We are having a similar issues with source maps scraped by Sentry.
Sentry reports that our source file was not utf8.
However, it is valid utf8
Uploading the map directly to Sentry with the API works fine. The problem only arises when it is scraped.
Looking at the code that @benvinegar linked to, loading the file directly into a python repl and checking the contents, I see that the contents are indeed six.binary_type, and can be successfully decoded as utf8, so it’s unusual that the file is actually making it way into that code branch.
Running iconv -f utf-8 against the file is successful.

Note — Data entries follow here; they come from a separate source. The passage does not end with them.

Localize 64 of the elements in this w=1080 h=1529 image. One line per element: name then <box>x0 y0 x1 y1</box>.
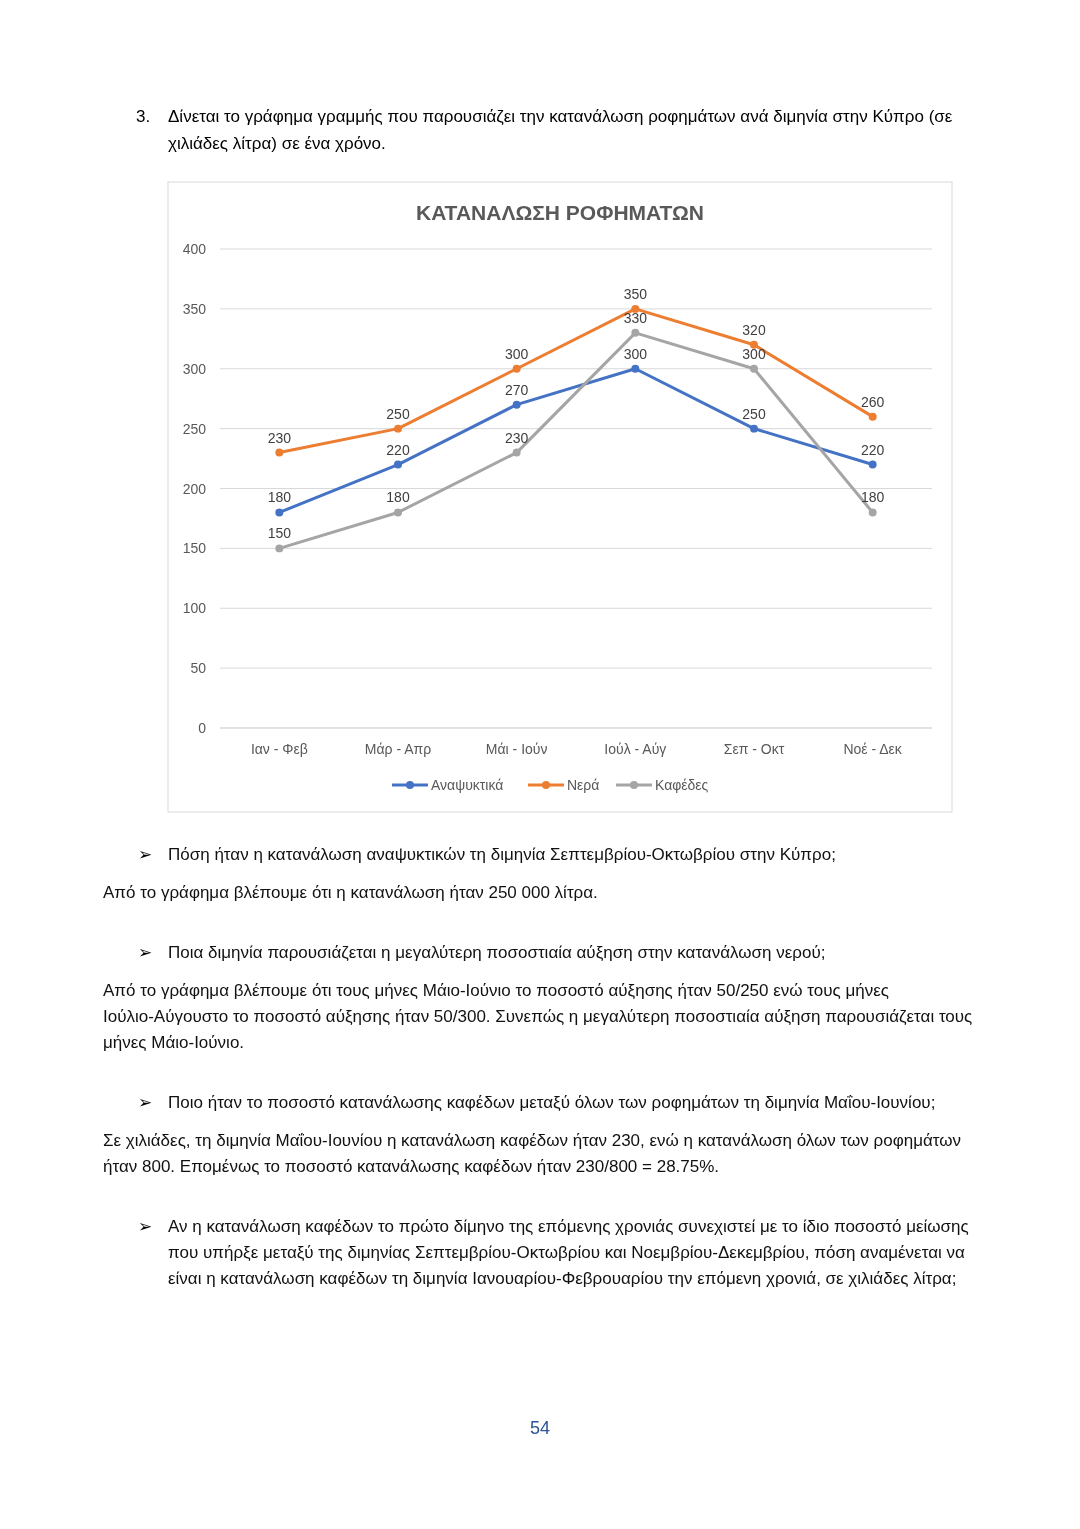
point <box>394 424 402 433</box>
text: ➢ Αν η κατανάλωση καφέδων το πρώτο δίμηνο της επόμενης χρονιάς συνεχιστεί με το ίδιο ποσοστό μείωσης που υπήρξε μεταξύ της διμηνίας Σεπτεμβρίου-Οκτωβρίου και Νοεμβρίου-Δεκεμβρίου, πόση αναμένεται να είναι η κατανάλωση καφέδων τη διμηνία Ιανουαρίου-Φεβρουαρίου την επόμενη χρονιά, σε χιλιάδες λίτρα; <box>138 1217 969 1288</box>
data-label: 180 <box>860 489 885 506</box>
text: Από το γράφημα βλέπουμε ότι η κατανάλωση ήταν 250 000 λίτρα. <box>103 883 598 902</box>
point <box>512 400 521 409</box>
data-label: 300 <box>504 345 529 362</box>
point <box>868 460 877 469</box>
point <box>631 328 640 337</box>
x-tick-label: Μάι - Ιούν <box>485 741 548 757</box>
data-label: 320 <box>742 321 766 338</box>
point <box>275 544 284 553</box>
point <box>750 364 758 373</box>
data-label: 300 <box>742 345 766 362</box>
data-label: 250 <box>386 405 410 422</box>
legend-label: Καφέδες <box>655 777 709 793</box>
point <box>631 364 640 373</box>
point <box>868 412 877 421</box>
text: ➢ Ποια διμηνία παρουσιάζεται η μεγαλύτερη ποσοστιαία αύξηση στην κατανάλωση νερού; <box>138 943 826 962</box>
chart-title: ΚΑΤΑΝΑΛΩΣΗ ΡΟΦΗΜΑΤΩΝ <box>416 201 704 224</box>
y-tick-label: 100 <box>182 600 207 617</box>
data-label: 350 <box>623 285 648 302</box>
y-tick-label: 0 <box>198 720 207 736</box>
point <box>512 448 521 457</box>
data-label: 260 <box>860 393 885 410</box>
data-label: 230 <box>267 429 292 446</box>
x-tick-label: Ιούλ - Αύγ <box>604 741 667 757</box>
y-tick-label: 200 <box>182 480 207 497</box>
text: 3. Δίνεται το γράφημα γραμμής που παρουσιάζει την κατανάλωση ροφημάτων ανά διμηνία στην Κύπρο (σε χιλιάδες λίτρα) σε ένα χρόνο. <box>136 107 953 153</box>
y-tick-label: 250 <box>182 420 207 437</box>
data-label: 150 <box>267 525 292 542</box>
legend-label: Νερά <box>567 777 600 793</box>
data-label: 220 <box>386 441 410 458</box>
data-label: 300 <box>623 345 648 362</box>
y-tick-label: 50 <box>190 660 207 677</box>
text: ➢ Ποιο ήταν το ποσοστό κατανάλωσης καφέδων μεταξύ όλων των ροφημάτων τη διμηνία Μαΐου-Ιουνίου; <box>138 1093 936 1112</box>
y-tick-label: 350 <box>182 300 207 317</box>
data-label: 230 <box>504 429 529 446</box>
point <box>868 508 877 517</box>
data-label: 250 <box>742 405 766 422</box>
text: ➢ Πόση ήταν η κατανάλωση αναψυκτικών τη διμηνία Σεπτεμβρίου-Οκτωβρίου στην Κύπρο; <box>138 845 836 864</box>
text: 54 <box>529 1418 551 1438</box>
y-tick-label: 150 <box>182 540 207 557</box>
data-label: 180 <box>267 489 292 506</box>
point <box>750 424 758 433</box>
data-label: 330 <box>623 309 648 326</box>
point <box>394 508 402 517</box>
x-tick-label: Μάρ - Απρ <box>364 741 432 757</box>
point <box>275 508 284 517</box>
x-tick-label: Νοέ - Δεκ <box>843 741 903 757</box>
text: Από το γράφημα βλέπουμε ότι τους μήνες Μάιο-Ιούνιο το ποσοστό αύξησης ήταν 50/250 ενώ τους μήνες Ιούλιο-Αύγουστο το ποσοστό αύξησης ήταν 50/300. Συνεπώς η μεγαλύτερη ποσοστιαία αύξηση παρουσιάζεται τους μήνες Μάιο-Ιούνιο. <box>103 981 973 1052</box>
x-tick-label: Σεπ - Οκτ <box>723 741 785 757</box>
data-label: 270 <box>504 381 529 398</box>
y-tick-label: 400 <box>182 241 207 257</box>
point <box>631 304 640 313</box>
point <box>275 448 284 457</box>
point <box>394 460 402 469</box>
x-tick-label: Ιαν - Φεβ <box>250 741 308 757</box>
text: Σε χιλιάδες, τη διμηνία Μαΐου-Ιουνίου η κατανάλωση καφέδων ήταν 230, ενώ η κατανάλωση όλων των ροφημάτων ήταν 800. Επομένως το ποσοστό κατανάλωσης καφέδων ήταν 230/800 = 28.75%. <box>103 1131 962 1176</box>
y-tick-label: 300 <box>182 360 207 377</box>
point <box>512 364 521 373</box>
data-label: 180 <box>386 489 410 506</box>
legend-label: Αναψυκτικά <box>431 777 504 793</box>
data-label: 220 <box>860 441 885 458</box>
point <box>750 340 758 349</box>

Is it possible Sentry is incorrectly raising a utf8 error when the problem is something else? Maybe the file isn’t downloaded completely or something?
We also pull this information out of the HTTP headers in the response. Can you share a link to one of these assets? If it’s on sentry.io, we can also help in support and check there.
We did this because I’m pretty sure without the charset being utf-8, it’s handled as ascii. Thought I think it might be safe to not be so strict since I’m pretty sure that ascii is just a safe subset of utf-8.
This problem surfaces when your server is sending back a text/* Content-Type without a charset. In which case were were getting an explicit ISO-8859-1 encoding value whereas we expected either None or utf-8. So the PR is explicitly allowing this charset since it’s a strict subset of utf-8 therefore fully compatible.